L'intonazione della seconda parte della domanda era stata declamata nuovamente con la tipica accentazione sicula, stavolta in modo del tutto spontaneo. Le mie origini non erano state tradite. Avevo perso di vista il gruppetto di ragazzi che sino a quel momento mi aveva guidato. D’altronde era difficile stare al passo di quelle gambe vigorose e sprizzanti energia allo stato puro. Estrassi il fazzoletto dalla tasca posteriore dei bermuda e mi asciugai la fronte che grondava parecchio sudore.
Mi fermai.
Sedetti su di una protuberanza rocciosa e rivolsi lo sguardo verso sud.
La vegetazione era molto più verde e fitta, segno che di li a poco avrei raggiunto la spiaggia. Aumentai, nel limite del possibile, l'andatura e immaginai ciò che avrei scoperto di lì a poco.
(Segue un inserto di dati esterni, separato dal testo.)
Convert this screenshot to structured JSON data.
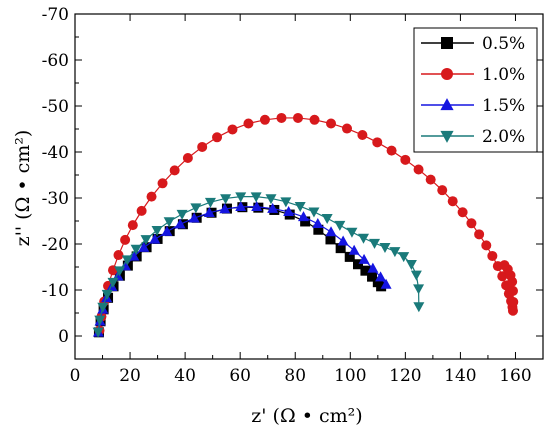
{
  "chart_data": {
    "type": "scatter",
    "xlabel": "z' (Ω • cm²)",
    "ylabel": "z'' (Ω • cm²)",
    "xlim": [
      0,
      170
    ],
    "ylim": [
      5,
      -70
    ],
    "xticks": [
      0,
      20,
      40,
      60,
      80,
      100,
      120,
      140,
      160
    ],
    "yticks": [
      0,
      -10,
      -20,
      -30,
      -40,
      -50,
      -60,
      -70
    ],
    "xtick_labels": [
      "0",
      "20",
      "40",
      "60",
      "80",
      "100",
      "120",
      "140",
      "160"
    ],
    "ytick_labels": [
      "0",
      "-10",
      "-20",
      "-30",
      "-40",
      "-50",
      "-60",
      "-70"
    ],
    "legend_position": "top-right",
    "grid": false,
    "series": [
      {
        "name": "0.5%",
        "color": "#000000",
        "marker": "square",
        "x": [
          8.7,
          9.3,
          10.4,
          12.0,
          14.0,
          16.3,
          19.2,
          22.4,
          26.0,
          30.0,
          34.4,
          39.2,
          44.2,
          49.6,
          55.2,
          60.8,
          66.6,
          72.4,
          78.0,
          83.6,
          88.4,
          92.8,
          96.5,
          99.8,
          102.8,
          105.5,
          107.9,
          110.0,
          111.2
        ],
        "y": [
          -0.8,
          -3.2,
          -5.8,
          -8.3,
          -10.8,
          -13.1,
          -15.3,
          -17.3,
          -19.3,
          -21.1,
          -22.8,
          -24.3,
          -25.7,
          -26.8,
          -27.7,
          -28.0,
          -27.9,
          -27.4,
          -26.4,
          -24.9,
          -23.1,
          -21.0,
          -19.1,
          -17.2,
          -15.6,
          -14.2,
          -12.9,
          -11.7,
          -10.8
        ]
      },
      {
        "name": "1.0%",
        "color": "#d7191c",
        "marker": "circle",
        "x": [
          8.9,
          9.6,
          10.6,
          12.0,
          13.8,
          15.8,
          18.2,
          21.0,
          24.2,
          27.8,
          31.8,
          36.2,
          41.0,
          46.2,
          51.6,
          57.2,
          63.0,
          69.0,
          75.0,
          81.0,
          87.0,
          93.0,
          98.8,
          104.4,
          109.8,
          115.0,
          120.0,
          124.8,
          129.2,
          133.4,
          137.2,
          140.8,
          144.0,
          146.8,
          149.4,
          151.6,
          153.6,
          155.2,
          156.6,
          157.6,
          158.4,
          158.9,
          159.1,
          159.2,
          159.1,
          158.8,
          158.2,
          157.2,
          156.0
        ],
        "y": [
          -1.2,
          -4.2,
          -7.5,
          -10.9,
          -14.3,
          -17.6,
          -20.9,
          -24.1,
          -27.2,
          -30.3,
          -33.2,
          -36.0,
          -38.7,
          -41.1,
          -43.2,
          -44.9,
          -46.2,
          -47.0,
          -47.4,
          -47.4,
          -47.0,
          -46.2,
          -45.1,
          -43.7,
          -42.1,
          -40.3,
          -38.3,
          -36.2,
          -34.0,
          -31.7,
          -29.3,
          -26.9,
          -24.5,
          -22.1,
          -19.7,
          -17.4,
          -15.2,
          -13.0,
          -11.0,
          -9.2,
          -7.6,
          -6.3,
          -5.5,
          -7.4,
          -9.8,
          -11.8,
          -13.2,
          -14.5,
          -15.4
        ]
      },
      {
        "name": "1.5%",
        "color": "#1515e0",
        "marker": "triangle-up",
        "x": [
          8.5,
          9.1,
          10.1,
          11.5,
          13.4,
          15.6,
          18.3,
          21.4,
          25.0,
          29.0,
          33.4,
          38.2,
          43.3,
          48.8,
          54.4,
          60.2,
          66.0,
          71.8,
          77.6,
          83.0,
          88.2,
          93.0,
          97.4,
          101.4,
          105.0,
          108.2,
          111.0,
          113.0
        ],
        "y": [
          -0.8,
          -3.2,
          -5.8,
          -8.3,
          -10.7,
          -13.0,
          -15.2,
          -17.3,
          -19.2,
          -21.0,
          -22.7,
          -24.3,
          -25.6,
          -26.8,
          -27.6,
          -28.1,
          -28.1,
          -27.7,
          -27.0,
          -25.9,
          -24.4,
          -22.6,
          -20.6,
          -18.6,
          -16.6,
          -14.7,
          -12.8,
          -11.2
        ]
      },
      {
        "name": "2.0%",
        "color": "#1a7a7a",
        "marker": "triangle-down",
        "x": [
          8.4,
          9.0,
          10.1,
          11.7,
          13.8,
          16.2,
          19.0,
          22.2,
          25.8,
          29.8,
          34.2,
          38.9,
          43.9,
          49.2,
          54.7,
          60.2,
          65.8,
          71.2,
          76.6,
          81.8,
          86.8,
          91.6,
          96.2,
          100.6,
          104.8,
          108.8,
          112.6,
          116.2,
          119.4,
          122.2,
          124.0,
          124.8,
          124.9
        ],
        "y": [
          -0.9,
          -3.5,
          -6.3,
          -9.1,
          -11.7,
          -14.2,
          -16.6,
          -18.9,
          -21.0,
          -23.0,
          -24.9,
          -26.5,
          -27.9,
          -29.1,
          -29.9,
          -30.3,
          -30.3,
          -29.9,
          -29.2,
          -28.2,
          -27.0,
          -25.6,
          -24.1,
          -22.6,
          -21.3,
          -20.2,
          -19.3,
          -18.4,
          -17.3,
          -15.6,
          -13.3,
          -10.3,
          -6.4
        ]
      }
    ]
  }
}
Pensavo alla forma della baia, la consistenza della sabbia, la trasparenza ed il colore dell'acqua. Dopo queste semplici riflessioni mi accorsi di essere sceso di qualche metro ritrovandomi al di sotto del sentiero. I miei occhi puntavano una vera e propria barriera di piante di capperi dal profumo inebriante, intriso di salsedine, segno ulteriore che mi stavo avvicinando alla meta prefissata.
Venni catturato dal rapido passaggio di una formica: l'abitante della baia
- Oh bene, allora vuol dire che siamo sulla buona strada. - esclamai - Le formiche le abbiamo trovate, adesso ci manca soltanto il mare.
Il piccolo animaletto nero dall'andatura sostenuta transitò davanti agli occhi. Dovetti rallentare il ritmo della respirazione per evitare di sbalzarlo fuori strada, cosa che sarebbe inevitabilmente accaduta se avessi espulso l'aria contenuta nei polmoni in modo repentino.
Come un gigantesco tir trasportava un pezzo di mollica gigante, ma vista l'agilità con la quale si muoveva, non le era di gran peso. Proseguì per altri due metri e si inabissò sotto il terreno, che mostrava una maggiore percentuale di sabbia. Riapparve qualche secondo dopo, completamente libera dell’enorme fardello. Fuoriuscì dall'unico foro che sovrastava una specie di piccolo vulcano. Si fermò guardinga. Frattanto un plotone di piccoli amici laboriosi disposti rigorosamente in fila indiana, sopraggiungeva a gran velocità, anch'essi carichi di ottime provviste per l’inverno.
La formica si voltò, roboticamente, a destra e a sinistra per sintonizzarsi con gli altri suoi compagni di lavoro. Ripartì, alla conquista di nuove provviste, evitando abilmente le compagne che si muovevano ancor più freneticamente lungo la loro linea di confine. Gli animaletti neri, caparbi e indomiti, conquistavano con decisione metro su metro.